Explosion of personalized data: Data created by machines talking to other machines after/while interacting with people ("embedded data") will grow sharply over the next decade.

  • Why it matters: This data, which helps machines understand how we interact with technology, is the key to personalization, like Netflix recommendations. It's known as "content customizability," and it'll happen even when we don't notice it: The same study predicts that by 2025, the average connected person will interact with connected devices nearly 4,800 times per day, or once every 18 seconds.
7. Covering the future: The new space revolution

From Bloomberg Businessweek ... "The Tiny Satellites Ushering in the New Space Revolution: Planet Labs and other companies are sending hundreds of low-cost satellites into orbit. We're only beginning to understand how that will change life on Earth," by Ashlee Vance:

"[T]he relationship between humans and space is changing in ways unseen since Russia and the U.S. began sending rockets into orbit six decades ago. Thanks to modern software, artificial intelligence, advances in electronics and materials, and a generation of aggressive, unconventional entrepreneurs, we are awash in space startups.

"These companies envision an era in which rockets take off daily, filling the skies with satellites that sense Earth's every action—in effect building a computational shell around our planet.

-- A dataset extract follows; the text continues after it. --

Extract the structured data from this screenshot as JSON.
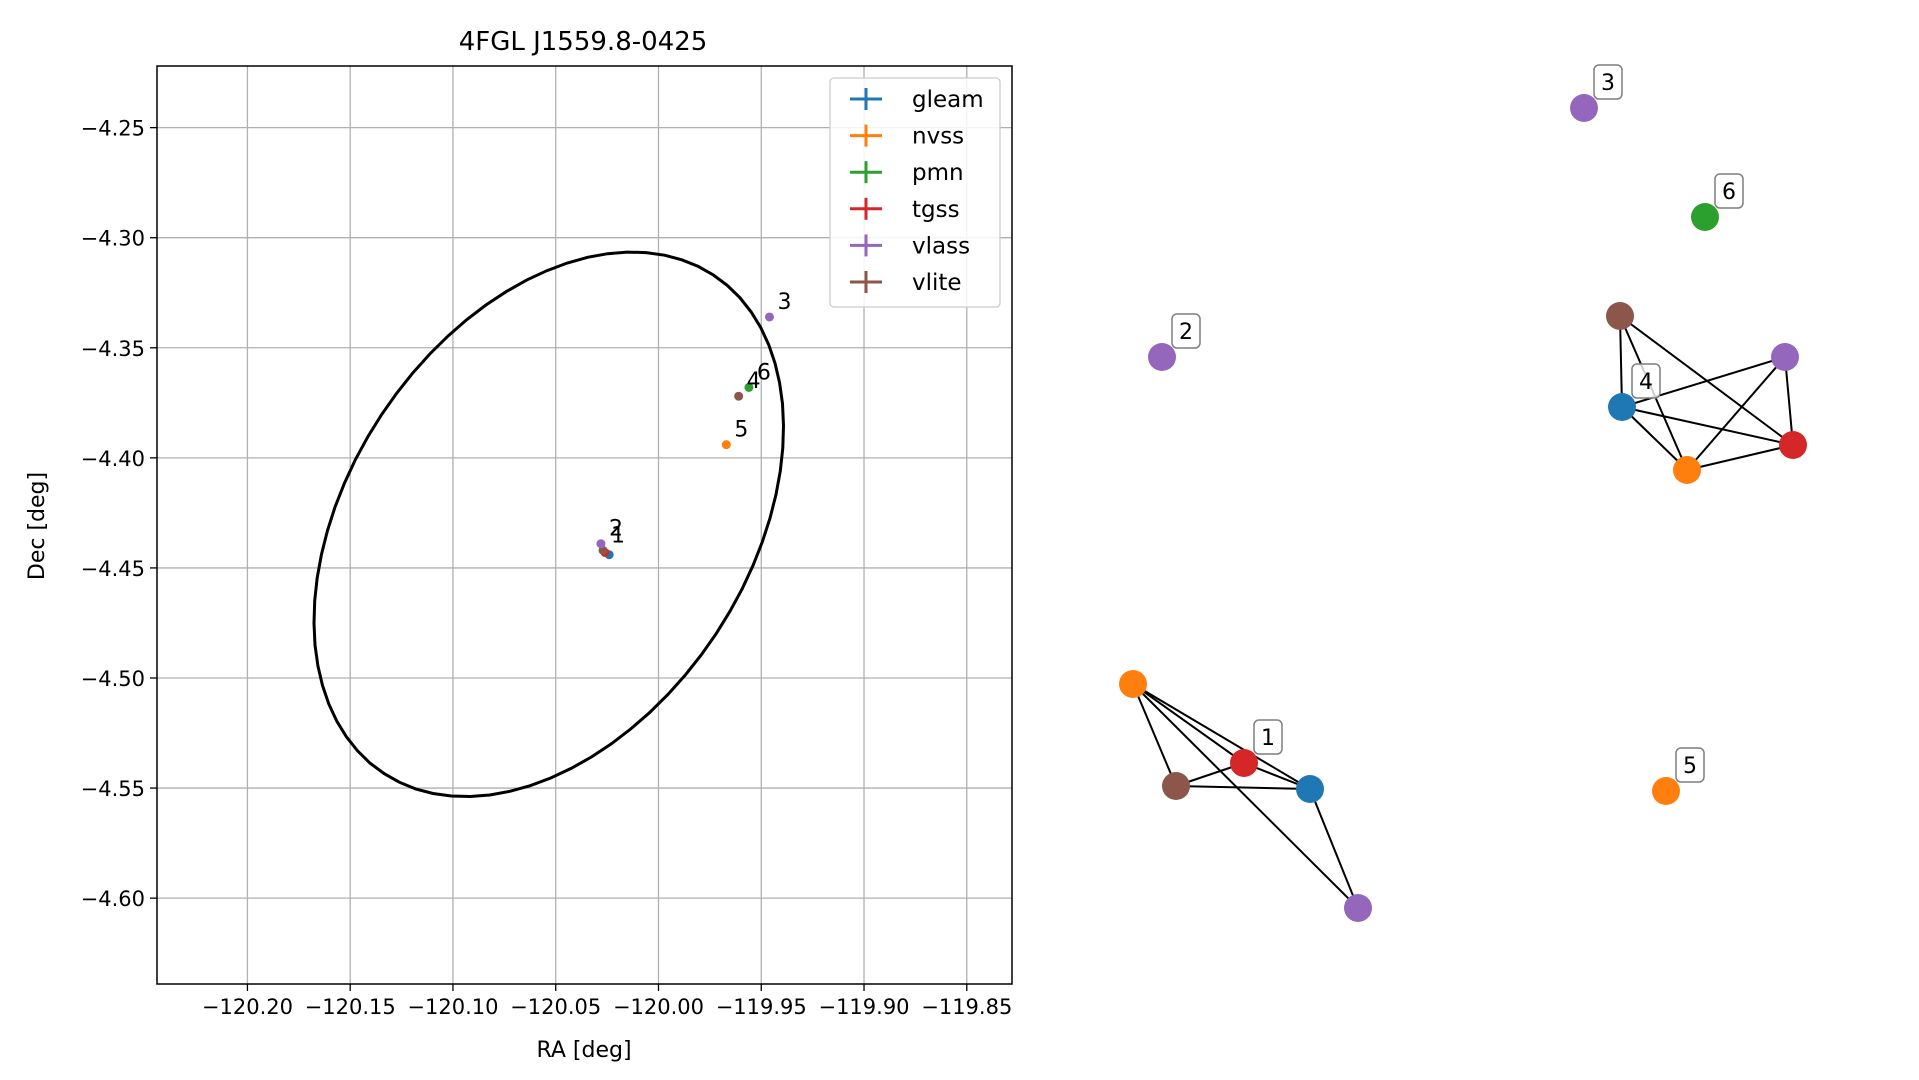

The people constructing this bustling new economic highway promise it will improve life down below, but the future they describe is packed with wonder and controversy in equal measure — and although few have noticed, it's coming to pass right now."

8. The talk of Hollywood: #OscarsLessWhite?

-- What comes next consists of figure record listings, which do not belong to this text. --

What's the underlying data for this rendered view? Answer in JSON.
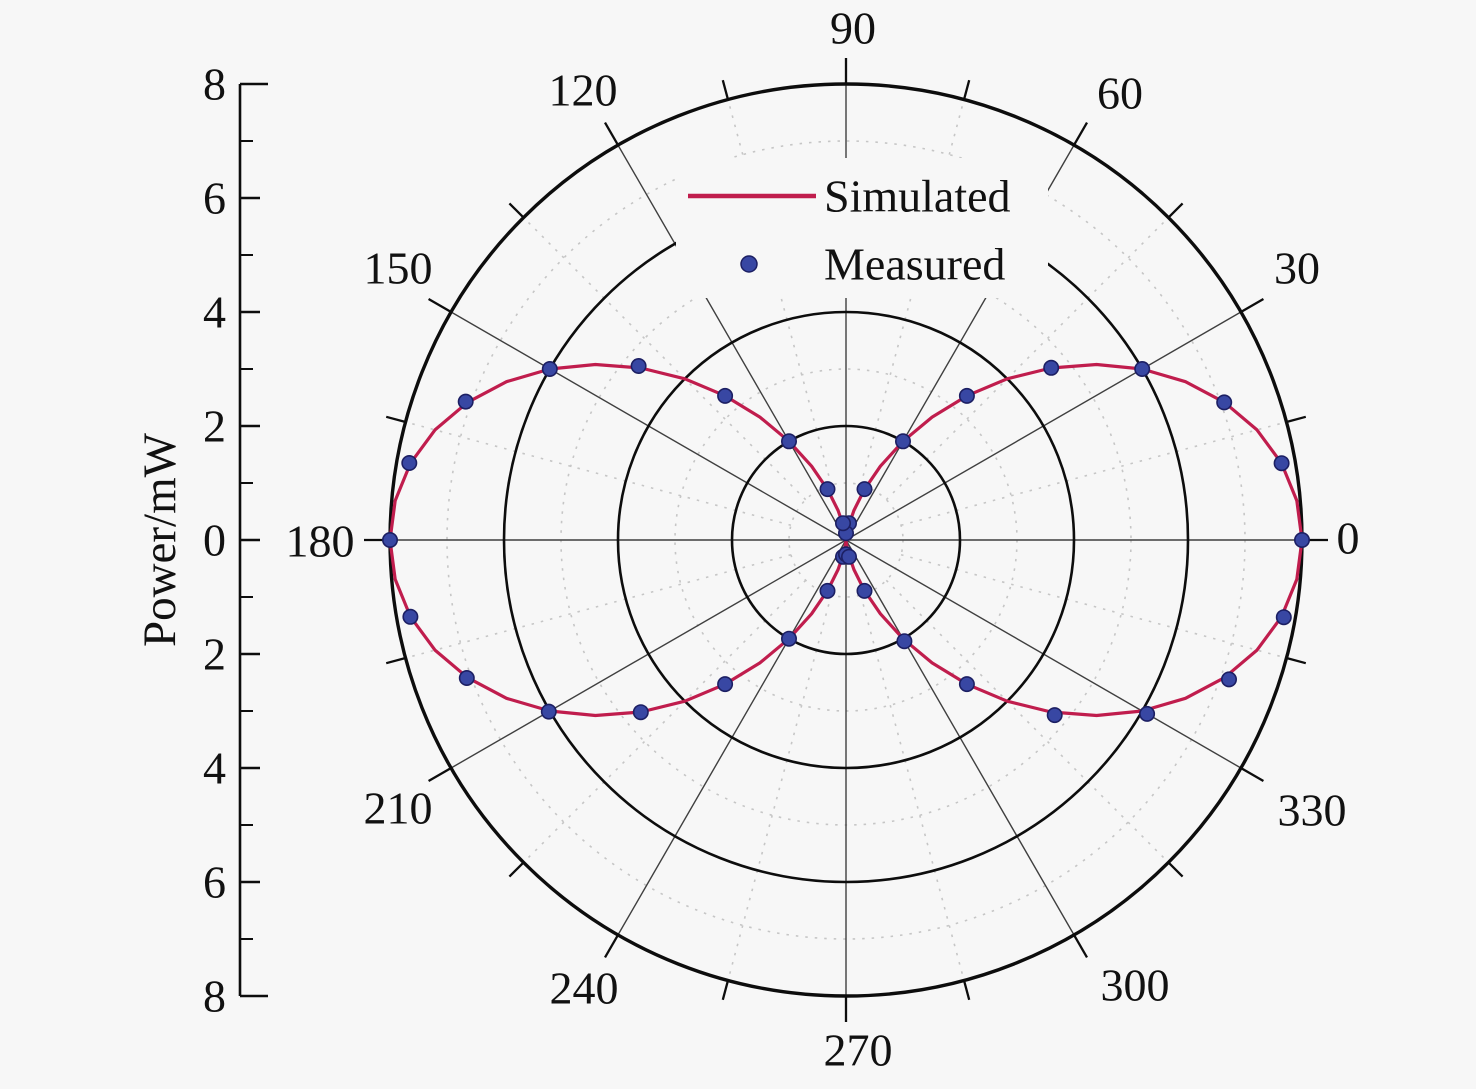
{
  "figure": {
    "y_axis_title": "Power/mW",
    "background_color": "#f7f7f7",
    "radial_tick_labels": [
      "8",
      "6",
      "4",
      "2",
      "0",
      "2",
      "4",
      "6",
      "8"
    ],
    "legend": {
      "items": [
        {
          "label": "Simulated",
          "marker": "line",
          "color": "#c01d4d"
        },
        {
          "label": "Measured",
          "marker": "dot",
          "color": "#3847a3"
        }
      ]
    }
  },
  "chart_data": {
    "type": "line",
    "projection": "polar",
    "title": "",
    "ylabel": "Power/mW",
    "grid": true,
    "legend_position": "inside-upper-center",
    "radial_axis": {
      "min": 0,
      "max": 8,
      "major_tick_values": [
        0,
        2,
        4,
        6,
        8
      ],
      "minor_tick_values": [
        1,
        3,
        5,
        7
      ],
      "tick_label_display": [
        "8",
        "6",
        "4",
        "2",
        "0",
        "2",
        "4",
        "6",
        "8"
      ]
    },
    "angular_axis": {
      "unit": "deg",
      "major_step_deg": 30,
      "minor_step_deg": 15,
      "labels": [
        0,
        30,
        60,
        90,
        120,
        150,
        180,
        210,
        240,
        270,
        300,
        330
      ]
    },
    "series": [
      {
        "name": "Simulated",
        "type": "line",
        "color": "#c01d4d",
        "line_width": 3.2,
        "model": "r = 8·cos²(θ)",
        "theta_start_deg": 0,
        "theta_step_deg": 5,
        "r": [
          8.0,
          7.939,
          7.759,
          7.464,
          7.064,
          6.571,
          6.0,
          5.368,
          4.695,
          4.0,
          3.305,
          2.632,
          2.0,
          1.429,
          0.936,
          0.536,
          0.241,
          0.061,
          0.0,
          0.061,
          0.241,
          0.536,
          0.936,
          1.429,
          2.0,
          2.632,
          3.305,
          4.0,
          4.695,
          5.368,
          6.0,
          6.571,
          7.064,
          7.464,
          7.759,
          7.939,
          8.0,
          7.939,
          7.759,
          7.464,
          7.064,
          6.571,
          6.0,
          5.368,
          4.695,
          4.0,
          3.305,
          2.632,
          2.0,
          1.429,
          0.936,
          0.536,
          0.241,
          0.061,
          0.0,
          0.061,
          0.241,
          0.536,
          0.936,
          1.429,
          2.0,
          2.632,
          3.305,
          4.0,
          4.695,
          5.368,
          6.0,
          6.571,
          7.064,
          7.464,
          7.759,
          7.939,
          8.0
        ]
      },
      {
        "name": "Measured",
        "type": "scatter",
        "color": "#3847a3",
        "edge_color": "#1c1f63",
        "marker_radius_px": 7.2,
        "theta_start_deg": 0,
        "theta_step_deg": 10,
        "r": [
          8.0,
          7.76,
          7.06,
          6.0,
          4.7,
          3.3,
          2.0,
          0.95,
          0.3,
          0.12,
          0.3,
          0.95,
          2.0,
          3.3,
          4.75,
          6.0,
          7.1,
          7.78,
          8.0,
          7.76,
          7.08,
          6.02,
          4.7,
          3.3,
          2.0,
          0.95,
          0.3,
          0.25,
          0.3,
          0.95,
          2.05,
          3.3,
          4.78,
          6.1,
          7.15,
          7.8
        ]
      }
    ]
  }
}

According to a front-page L.A. Times graphic, the Academy of Motion Picture Arts and Sciences (including a more diverse slate of 2017 invitees) is 87% white and 72% male.

The article — "They're starring in the academy's diverse sequel," by Josh Rottenberg — reports that in "its latest step toward diversifying the overwhelmingly white and male institution, the Academy [yesterday] opened its doors to its largest-ever class of new members. A whopping 774 industry professionals were invited to join the nearly 90-year-old organization — topping last year's record-setting class of 683 invitees."

"[T]his new class is 39% female (298 women), which brings the representation of women in the organization from 27% to 28%. Thirty percent (232) are people of color, bringing minorities' share of total academy membership from 11% to 13%. Last July, The Times estimated that the academy would need to add 85 people of color and 395 women to its ranks per year to reach its stated targets."

9. The future of media

Streaming converging with broadcast ... For the first time, a show branded CBSN, the CBS News streaming service, will run on the broadcast network: On Monday, July 31, at 10 p.m., "CBS News will launch CBSN: ON ASSIGNMENT, a new primetime summer series featuring experiential reports driven by fresh voices and perspectives from around the world."

10. 1 fun thing

For this week's cover story, TIME television critic Daniel D'Addario goes behind the scenes of the filming of the seventh season of HBO's "Game of Thrones." On a pivotal scene that he saw being filmed while on set with the cast in Belfast: "One of [the] big events this season is a battle whose sheer scope, even before being cut together with the show's typical brio, dazzled me. In order to get on set, I agreed not to divulge the players or what's at stake…. It will be all the more impressive knowing that the cast and crew were shot through with a frigid North Atlantic wind that whipped everyone during filming, and sent them all flying back to the on-set coffee cart during resets…. "The setting is as grand as the action. The battle was filmed in what was once a Belfast quarry, drained, flattened out with 11,000 square meters of concrete and painted over with a camouflage effect. All of which took six months and required special ecological surveys. This kind of mountain moving, or leveling, is par for the course for Thrones."